An In vitro Assay to Quantify Nitrosative Component of Oxidative Stress
S Balaiya and KV Chalam*
Department of Ophthalmology, University of Florida College of Medicine, Jacksonville, Florida, USA
- Corresponding Author:
- KV Chalam
Department of Ophthalmology
University of Florida College of Medicine
Jacksonville, Florida, USA
E-mail: [email protected]
Received date: April 01, 2014; Accepted date: August 07, 2014; Published date: October 20, 2014
Citation: Balaiya S, Chalam KV (2014) An In vitro Assay to Quantify Nitrosative Component of Oxidative Stress. J Mol Genet Med 8:120. doi:10.4172/1747-0862.1000120
Copyright: © 2014 Balaiya S, et al., This is an open-access article distributed under the terms of the Creative Commons Attribution License, which permits unrestricted use, distribution, and reproduction in any medium, provided the original author and source are credited.

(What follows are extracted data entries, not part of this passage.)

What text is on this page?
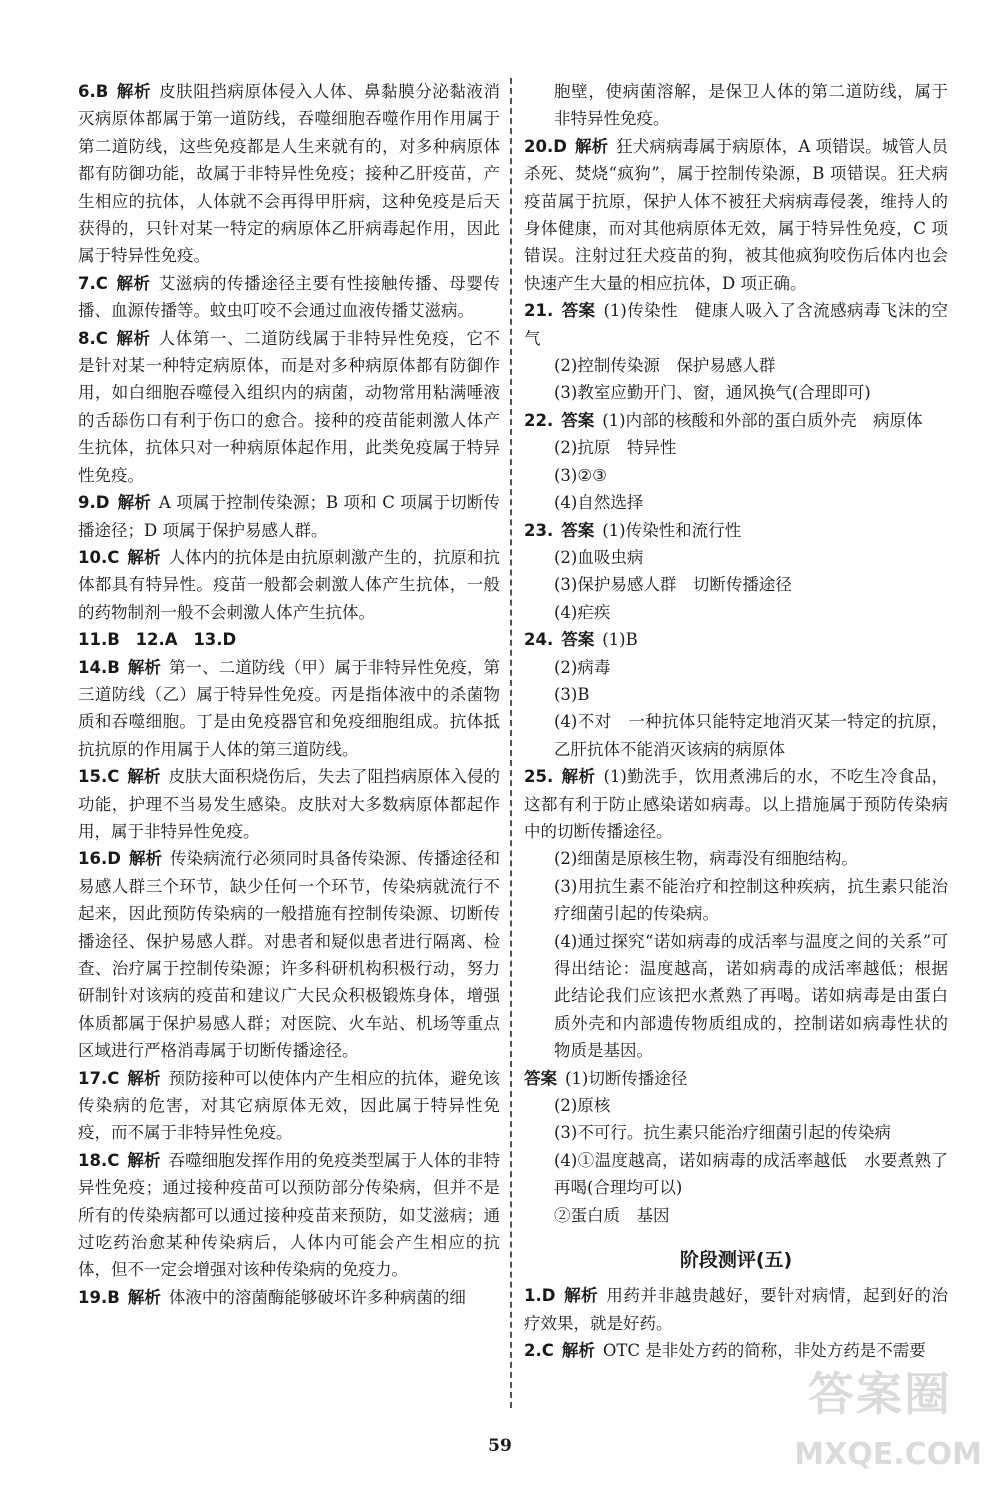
6.B 解析 皮肤阻挡病原体侵入人体、鼻黏膜分泌黏液消灭病原体都属于第一道防线，吞噬细胞吞噬作用作用属于第二道防线，这些免疫都是人生来就有的，对多种病原体都有防御功能，故属于非特异性免疫；接种乙肝疫苗，产生相应的抗体，人体就不会再得甲肝病，这种免疫是后天获得的，只针对某一特定的病原体乙肝病毒起作用，因此属于特异性免疫。

7.C 解析 艾滋病的传播途径主要有性接触传播、母婴传播、血源传播等。蚊虫叮咬不会通过血液传播艾滋病。

8.C 解析 人体第一、二道防线属于非特异性免疫，它不是针对某一种特定病原体，而是对多种病原体都有防御作用，如白细胞吞噬侵入组织内的病菌，动物常用粘满唾液的舌舔伤口有利于伤口的愈合。接种的疫苗能刺激人体产生抗体，抗体只对一种病原体起作用，此类免疫属于特异性免疫。

9.D 解析 A 项属于控制传染源；B 项和 C 项属于切断传播途径；D 项属于保护易感人群。

10.C 解析 人体内的抗体是由抗原刺激产生的，抗原和抗体都具有特异性。疫苗一般都会刺激人体产生抗体，一般的药物制剂一般不会刺激人体产生抗体。

11.B 12.A 13.D

14.B 解析 第一、二道防线（甲）属于非特异性免疫，第三道防线（乙）属于特异性免疫。丙是指体液中的杀菌物质和吞噬细胞。丁是由免疫器官和免疫细胞组成。抗体抵抗抗原的作用属于人体的第三道防线。

15.C 解析 皮肤大面积烧伤后，失去了阻挡病原体入侵的功能，护理不当易发生感染。皮肤对大多数病原体都起作用，属于非特异性免疫。

16.D 解析 传染病流行必须同时具备传染源、传播途径和易感人群三个环节，缺少任何一个环节，传染病就流行不起来，因此预防传染病的一般措施有控制传染源、切断传播途径、保护易感人群。对患者和疑似患者进行隔离、检查、治疗属于控制传染源；许多科研机构积极行动，努力研制针对该病的疫苗和建议广大民众积极锻炼身体，增强体质都属于保护易感人群；对医院、火车站、机场等重点区域进行严格消毒属于切断传播途径。

17.C 解析 预防接种可以使体内产生相应的抗体，避免该传染病的危害，对其它病原体无效，因此属于特异性免疫，而不属于非特异性免疫。

18.C 解析 吞噬细胞发挥作用的免疫类型属于人体的非特异性免疫；通过接种疫苗可以预防部分传染病，但并不是所有的传染病都可以通过接种疫苗来预防，如艾滋病；通过吃药治愈某种传染病后，人体内可能会产生相应的抗体，但不一定会增强对该种传染病的免疫力。

19.B 解析 体液中的溶菌酶能够破坏许多种病菌的细

胞壁，使病菌溶解，是保卫人体的第二道防线，属于非特异性免疫。

20.D 解析 狂犬病病毒属于病原体，A 项错误。城管人员杀死、焚烧“疯狗”，属于控制传染源，B 项错误。狂犬病疫苗属于抗原，保护人体不被狂犬病病毒侵袭，维持人的身体健康，而对其他病原体无效，属于特异性免疫，C 项错误。注射过狂犬疫苗的狗，被其他疯狗咬伤后体内也会快速产生大量的相应抗体，D 项正确。

21. 答案 (1)传染性　健康人吸入了含流感病毒飞沫的空气
(2)控制传染源　保护易感人群
(3)教室应勤开门、窗，通风换气(合理即可)
22. 答案 (1)内部的核酸和外部的蛋白质外壳　病原体
(2)抗原　特异性
(3)②③
(4)自然选择
23. 答案 (1)传染性和流行性
(2)血吸虫病
(3)保护易感人群　切断传播途径
(4)疟疾
24. 答案 (1)B
(2)病毒
(3)B
(4)不对　一种抗体只能特定地消灭某一特定的抗原，乙肝抗体不能消灭该病的病原体
25. 解析 (1)勤洗手，饮用煮沸后的水，不吃生冷食品，这都有利于防止感染诺如病毒。以上措施属于预防传染病中的切断传播途径。
(2)细菌是原核生物，病毒没有细胞结构。
(3)用抗生素不能治疗和控制这种疾病，抗生素只能治疗细菌引起的传染病。
(4)通过探究“诺如病毒的成活率与温度之间的关系”可得出结论：温度越高，诺如病毒的成活率越低；根据此结论我们应该把水煮熟了再喝。诺如病毒是由蛋白质外壳和内部遗传物质组成的，控制诺如病毒性状的物质是基因。
答案 (1)切断传播途径
(2)原核
(3)不可行。抗生素只能治疗细菌引起的传染病
(4)①温度越高，诺如病毒的成活率越低　水要煮熟了再喝(合理均可以)
②蛋白质　基因
阶段测评(五)

1.D 解析 用药并非越贵越好，要针对病情，起到好的治疗效果，就是好药。

2.C 解析 OTC 是非处方药的简称，非处方药是不需要

59
答案圈
MXQE.COM
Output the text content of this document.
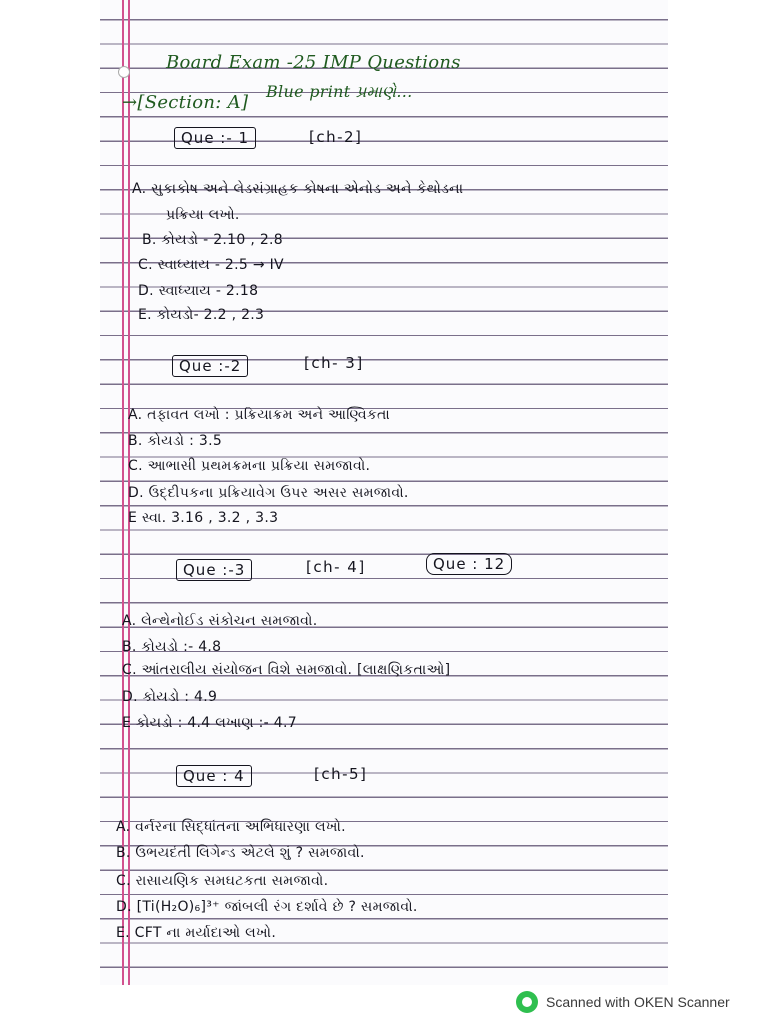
Board Exam -25 IMP Questions
→[Section: A]
Blue print પ્રમાણે...
Que :- 1	[ch-2]
A. સુકાકોષ અને લેડસંગ્રાહક કોષના એનોડ અને કેથોડના
પ્રક્રિયા લખો.
B. કોયડો - 2.10 , 2.8
C. સ્વાધ્યાય - 2.5 → IV
D. સ્વાધ્યાય - 2.18
E. કોયડો- 2.2 , 2.3
Que :-2	[ch- 3]
A. તફાવત લખો : પ્રક્રિયાક્રમ અને આણ્વિકતા
B. કોયડો : 3.5
C. આભાસી પ્રથમક્રમના પ્રક્રિયા સમજાવો.
D. ઉદ્દીપકના પ્રક્રિયાવેગ ઉપર અસર સમજાવો.
E સ્વા. 3.16 , 3.2 , 3.3
Que :-3	[ch- 4]	Que : 12
A. લેન્થેનોઈડ સંકોચન સમજાવો.
B. કોયડો :- 4.8
C. આંતરાલીય સંયોજન વિશે સમજાવો. [લાક્ષણિકતાઓ]
D. કોયડો : 4.9
E કોયડો : 4.4 લખાણ :- 4.7
Que : 4	[ch-5]
A. વર્નરના સિદ્ધાંતના અભિધારણા લખો.
B. ઉભયદંતી લિગેન્ડ એટલે શું ? સમજાવો.
C. રાસાયણિક સમઘટકતા સમજાવો.
D. [Ti(H₂O)₆]³⁺ જાંબલી રંગ દર્શાવે છે ? સમજાવો.
E. CFT ના મર્યાદાઓ લખો.
Scanned with OKEN Scanner
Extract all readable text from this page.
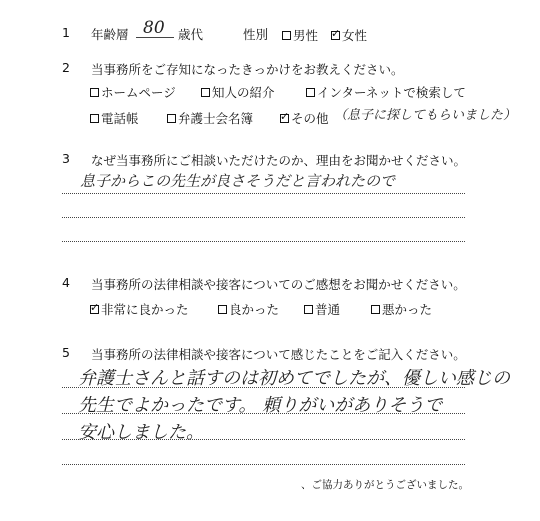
1 年齢層 80 歳代	性別 男性 ✓ 女性
2 当事務所をご存知になったきっかけをお教えください。
ホームページ	知人の紹介	インターネットで検索して
電話帳	弁護士会名簿 ✓	その他 （息子に探してもらいました）
3 なぜ当事務所にご相談いただけたのか、理由をお聞かせください。
息子からこの先生が良さそうだと言われたので
4 当事務所の法律相談や接客についてのご感想をお聞かせください。
✓
非常に良かった	良かった	普通	悪かった
5 当事務所の法律相談や接客について感じたことをご記入ください。
弁護士さんと話すのは初めてでしたが、優しい感じの
先生でよかったです。 頼りがいがありそうで
安心しました。
、ご協力ありがとうございました。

Oxidative stress is a major contributing factor in a variety of neurodegenerative and vascular diseases. In vitro assessment of a major oxidant reactive nitrogen oxide species (RNOS) using dihydrorhodamine 123 (DHR 123) is a useful assay to quantify the reactive oxygen species in a cell. DHR 123, non-fluorescent laser dye freely penetrates the cell membrane and stains the mitochondria. Density of staining varies with the level of peroxynitrite (O=NOO-); as a result of interaction of superoxide anion (O2-) and nitric oxide (NO). The fluorescence is read using a spectrophotometer. Cells are seeded in 24 or 96- well plate and DHR 123 working solution is added after appropriate treatment. The fluorescence is read after 60 minutes of incubation at 485/528 nm with spectrophotometer. This assay is more sensitive and forms a stable end product than comparable assays and takes 90 minutes to complete.